So I have been really good about not going out to eat because I want to show my kids that Mamí does cook and well. I also was appalled at myself for allowing my kids to get to the point that they know a lot of the names of fast food restaurants. Hence my weight gain. No excuses though. Yes, I am a single mother who works hard at what I do... I come home exhausted daily, and by the time I do get home all I want to do is pretty much go to bed. Some days I don't feel hungry but make myself eat because despite my weight, it is unhealthy to miss a meal. I will admit though, I could go without several meals and survive fine. Maybe a little woozy, but I would live. Starving myself, however, is not an option.
I was really proud of myself for not succumbing to eating out until I failed myself and got Sonic for breakfast, then Thursday I broke down and got Chick-Fi-A because I forgot to take down the fish I was going to cook for dinner. I got the grilled chicken sandwich sans waffle fries (which I love) and a large lemonade. I felt I had failed myself and my children, but mostly myself for breaking down. However, I tried to console myself with the fact that my sandwich had absolutely no dressing, but then I felt guilt because I added cheese. I had this internal battle with myself over the very meal I was consuming. It was horrible.
Then yesterday I did myself worse. I went out to eat at a sit down restaurant, had a full meal, plus 3 glasses of margaritas. Then later I went to a late night movie and had a small popcorn with butter and a red velvet cake with milk. The cake was delish down to the last bite, but then when I went home feeling a little sick because of the popcorn. I felt utter disgust. (I even woke up this way at 5am until it went away). The popcorn did me in more than the cake! I went to bed feeling full of guilt and not physically full at all. (Which was the only plus). It then occurred to me that when the kids are away I splurge so much on food it is ridiculous! I didn't even realize I was doing this to myself until I had come to consoling myself over the fact that at least this time I had not come home (on a weekend sans kids) feeling so full I felt sick to stomach and could not fall asleep at all! I need to get into something on the weekend that is doing something other than eating! I did not realize how much of self-destruction I was causing.

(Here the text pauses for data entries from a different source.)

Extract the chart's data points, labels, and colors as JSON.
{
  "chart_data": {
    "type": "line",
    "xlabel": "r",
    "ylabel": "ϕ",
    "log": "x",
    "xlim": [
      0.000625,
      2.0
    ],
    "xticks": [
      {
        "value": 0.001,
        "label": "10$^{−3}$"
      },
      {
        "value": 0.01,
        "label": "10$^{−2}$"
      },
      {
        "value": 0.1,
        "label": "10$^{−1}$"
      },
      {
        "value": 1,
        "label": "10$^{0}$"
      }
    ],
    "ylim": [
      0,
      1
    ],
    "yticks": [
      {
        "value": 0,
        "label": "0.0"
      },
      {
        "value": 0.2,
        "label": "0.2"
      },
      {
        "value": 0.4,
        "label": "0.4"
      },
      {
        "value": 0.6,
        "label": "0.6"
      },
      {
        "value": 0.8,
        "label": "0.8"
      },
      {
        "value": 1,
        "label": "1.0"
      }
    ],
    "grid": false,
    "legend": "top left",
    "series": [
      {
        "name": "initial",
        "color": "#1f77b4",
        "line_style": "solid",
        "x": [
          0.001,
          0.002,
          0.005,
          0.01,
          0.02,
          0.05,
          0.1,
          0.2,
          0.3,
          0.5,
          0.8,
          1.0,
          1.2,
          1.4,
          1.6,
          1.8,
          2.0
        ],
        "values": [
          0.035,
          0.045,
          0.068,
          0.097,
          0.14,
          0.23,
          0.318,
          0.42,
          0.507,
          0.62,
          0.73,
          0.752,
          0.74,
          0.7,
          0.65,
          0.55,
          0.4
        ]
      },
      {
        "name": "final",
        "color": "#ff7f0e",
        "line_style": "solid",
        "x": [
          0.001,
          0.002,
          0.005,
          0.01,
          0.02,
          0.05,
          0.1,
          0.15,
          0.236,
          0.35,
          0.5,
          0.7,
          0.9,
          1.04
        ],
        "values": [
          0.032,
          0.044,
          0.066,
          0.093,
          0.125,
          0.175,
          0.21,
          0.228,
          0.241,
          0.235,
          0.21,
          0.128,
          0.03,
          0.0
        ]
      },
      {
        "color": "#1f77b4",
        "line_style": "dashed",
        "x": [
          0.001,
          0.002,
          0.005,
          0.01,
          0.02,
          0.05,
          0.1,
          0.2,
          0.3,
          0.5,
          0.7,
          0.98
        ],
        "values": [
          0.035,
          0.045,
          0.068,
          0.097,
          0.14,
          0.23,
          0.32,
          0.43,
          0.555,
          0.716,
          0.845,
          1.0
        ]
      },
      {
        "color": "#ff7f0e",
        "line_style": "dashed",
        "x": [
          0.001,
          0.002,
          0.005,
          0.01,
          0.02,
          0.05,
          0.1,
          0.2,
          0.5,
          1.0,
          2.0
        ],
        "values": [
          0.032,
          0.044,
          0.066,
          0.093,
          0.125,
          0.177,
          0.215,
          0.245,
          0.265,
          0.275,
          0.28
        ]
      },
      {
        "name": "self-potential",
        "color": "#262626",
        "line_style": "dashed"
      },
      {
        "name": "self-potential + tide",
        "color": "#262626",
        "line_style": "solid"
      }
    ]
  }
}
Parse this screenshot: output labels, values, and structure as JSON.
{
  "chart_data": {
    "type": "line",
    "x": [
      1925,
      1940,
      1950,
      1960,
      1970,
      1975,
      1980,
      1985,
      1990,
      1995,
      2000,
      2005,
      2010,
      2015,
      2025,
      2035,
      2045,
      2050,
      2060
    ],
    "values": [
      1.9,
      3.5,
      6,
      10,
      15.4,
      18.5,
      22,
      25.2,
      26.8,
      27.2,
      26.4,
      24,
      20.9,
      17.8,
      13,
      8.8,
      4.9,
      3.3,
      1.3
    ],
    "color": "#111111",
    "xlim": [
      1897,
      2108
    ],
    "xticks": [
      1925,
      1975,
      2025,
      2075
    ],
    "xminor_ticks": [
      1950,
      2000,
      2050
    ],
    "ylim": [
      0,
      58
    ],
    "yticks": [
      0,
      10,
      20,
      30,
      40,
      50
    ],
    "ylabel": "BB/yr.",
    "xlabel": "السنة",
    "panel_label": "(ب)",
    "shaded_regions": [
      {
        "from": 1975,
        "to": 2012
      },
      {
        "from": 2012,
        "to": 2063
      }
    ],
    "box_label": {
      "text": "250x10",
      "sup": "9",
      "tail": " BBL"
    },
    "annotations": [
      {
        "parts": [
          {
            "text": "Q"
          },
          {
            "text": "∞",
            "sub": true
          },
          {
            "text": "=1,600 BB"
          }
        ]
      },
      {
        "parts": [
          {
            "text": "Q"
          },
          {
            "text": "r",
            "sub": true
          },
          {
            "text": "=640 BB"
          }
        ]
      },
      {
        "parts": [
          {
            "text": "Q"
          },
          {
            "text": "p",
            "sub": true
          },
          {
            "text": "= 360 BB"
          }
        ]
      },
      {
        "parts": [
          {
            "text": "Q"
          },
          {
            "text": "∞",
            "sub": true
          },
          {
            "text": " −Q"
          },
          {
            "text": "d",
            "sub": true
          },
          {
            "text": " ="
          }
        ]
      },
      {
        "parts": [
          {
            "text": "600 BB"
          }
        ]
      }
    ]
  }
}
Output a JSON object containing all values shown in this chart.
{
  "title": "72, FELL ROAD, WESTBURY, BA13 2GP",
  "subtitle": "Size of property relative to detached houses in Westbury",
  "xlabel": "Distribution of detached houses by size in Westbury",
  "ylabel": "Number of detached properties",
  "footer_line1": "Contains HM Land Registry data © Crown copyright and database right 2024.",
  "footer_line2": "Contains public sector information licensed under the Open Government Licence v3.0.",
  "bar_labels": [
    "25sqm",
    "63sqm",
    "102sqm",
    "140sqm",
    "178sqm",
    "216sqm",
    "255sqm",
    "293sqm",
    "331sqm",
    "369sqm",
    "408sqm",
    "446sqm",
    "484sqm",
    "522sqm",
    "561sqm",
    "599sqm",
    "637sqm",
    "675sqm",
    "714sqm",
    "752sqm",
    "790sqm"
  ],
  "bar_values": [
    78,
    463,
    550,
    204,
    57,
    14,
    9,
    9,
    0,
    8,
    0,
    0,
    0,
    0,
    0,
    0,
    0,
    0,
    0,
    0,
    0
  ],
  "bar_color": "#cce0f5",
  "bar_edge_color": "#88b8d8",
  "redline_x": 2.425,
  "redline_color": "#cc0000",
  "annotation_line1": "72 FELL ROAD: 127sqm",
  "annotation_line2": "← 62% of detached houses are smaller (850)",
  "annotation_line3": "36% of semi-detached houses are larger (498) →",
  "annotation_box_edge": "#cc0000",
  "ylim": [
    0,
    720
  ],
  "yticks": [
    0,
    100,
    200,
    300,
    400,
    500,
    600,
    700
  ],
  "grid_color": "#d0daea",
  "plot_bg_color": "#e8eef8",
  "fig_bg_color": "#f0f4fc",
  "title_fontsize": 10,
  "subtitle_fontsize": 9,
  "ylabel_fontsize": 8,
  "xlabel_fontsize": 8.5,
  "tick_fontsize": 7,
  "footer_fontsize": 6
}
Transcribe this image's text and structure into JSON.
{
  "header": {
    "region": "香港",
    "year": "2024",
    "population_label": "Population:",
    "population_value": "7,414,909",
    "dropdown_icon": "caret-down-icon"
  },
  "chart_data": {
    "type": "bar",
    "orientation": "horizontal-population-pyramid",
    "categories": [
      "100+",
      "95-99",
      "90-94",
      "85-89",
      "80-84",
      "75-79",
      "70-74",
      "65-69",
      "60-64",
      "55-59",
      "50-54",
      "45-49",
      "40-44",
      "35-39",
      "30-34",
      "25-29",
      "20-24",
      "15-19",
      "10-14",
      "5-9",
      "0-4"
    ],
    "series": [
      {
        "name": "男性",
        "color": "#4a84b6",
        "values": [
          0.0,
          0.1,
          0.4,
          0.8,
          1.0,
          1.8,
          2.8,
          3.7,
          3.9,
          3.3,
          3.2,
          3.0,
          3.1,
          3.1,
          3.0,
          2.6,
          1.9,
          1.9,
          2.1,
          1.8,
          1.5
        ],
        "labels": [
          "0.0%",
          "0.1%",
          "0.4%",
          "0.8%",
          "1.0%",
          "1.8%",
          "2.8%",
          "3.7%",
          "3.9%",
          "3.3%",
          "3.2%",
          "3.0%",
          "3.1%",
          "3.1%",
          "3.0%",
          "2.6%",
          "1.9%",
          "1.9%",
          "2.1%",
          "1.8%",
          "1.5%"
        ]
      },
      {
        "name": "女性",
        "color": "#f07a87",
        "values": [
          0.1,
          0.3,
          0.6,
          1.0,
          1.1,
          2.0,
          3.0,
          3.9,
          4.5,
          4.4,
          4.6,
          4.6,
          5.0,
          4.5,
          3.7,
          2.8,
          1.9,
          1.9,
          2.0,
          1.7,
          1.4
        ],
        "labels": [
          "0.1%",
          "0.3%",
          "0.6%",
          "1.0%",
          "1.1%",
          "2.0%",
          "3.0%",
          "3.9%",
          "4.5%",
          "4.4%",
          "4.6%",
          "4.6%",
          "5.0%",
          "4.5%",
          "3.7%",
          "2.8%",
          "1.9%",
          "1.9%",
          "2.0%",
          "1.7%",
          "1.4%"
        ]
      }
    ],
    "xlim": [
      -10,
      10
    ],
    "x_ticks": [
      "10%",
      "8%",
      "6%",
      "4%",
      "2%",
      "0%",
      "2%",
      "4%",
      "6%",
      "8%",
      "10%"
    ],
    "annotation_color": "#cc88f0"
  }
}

A few years back I came to the realization, through reading a blog about eating, that I had a love/hate relationship with food. I accepted it as much and moved on. The breakdown of my relationship was seeming like this to me: I love food because most of it is yummy and I hate it because of what it does to my body. I hated that everything that I love to taste in my mouth and savor were the very things that were so not healthy for me or unnatural to begin with. Prime example, my LOVE for hot Cheetos with lemon or lime (depending which is on hand). This is not a natural product (minus the lemon/lime) from the earth. It is processed junk and I knew/know it, but I still ate/eat it!
Like Jamie Oliver says, if you read the label and you cannot make out what the heck it says and it sounds like a whole bunch of scientific mumbo jumbo, then it is NOT good for you!! IT'S JUNK! I need to be smarter with my eating habits. I realize this is my downfall. I also realize I cannot do this alone. Writing about it is my way of being transparent and putting a label on the emotions behind it all. I have to write what I am feeling. What provokes me to eat this way, the way it makes me feel after, etc. If I don't I will keep on living in denial and turn a blind eye, or worse... keep numbing the pain. Maybe even all of the above.
I continue to pray for motivation. Believe me when I say, God has a way of listening! The other day, the weather was so gorgeous... it was spring weather in winter, so I went home motivated for a walk. I pushed myself to go and took the kids. We walked down to the track at the middle school down the way from my house. I had to push/pull my daughter's bike (it has training wheels), but we made it. The walk over there in itself took about 20 minutes. I had to keep stopping for the kids. Then we walked/raced on the track. My two year old was challenging me to a race... looking back at me and telling me to run. It was then I felt more motivation. I saw God in him. He keep cheering for me to come on, to beat him, and I ran... I actually ran. It was awesome to see that in my son. My heart melted and I felt thankful to God for motivating me through my son and the beautiful weather. All in all I had about an hour workout. We only went around the track 3 times and then we had to walk back home. I felt accomplished. Today I am going to go walking. I am motivated again. I have to recover from the shame and self-guilt. My walk on the track was blown down the tube by my self-destruction. So now that I have fallen, I must get back up again. I realize that this will be a constant struggle until I have made my way up this hill of self-control and love.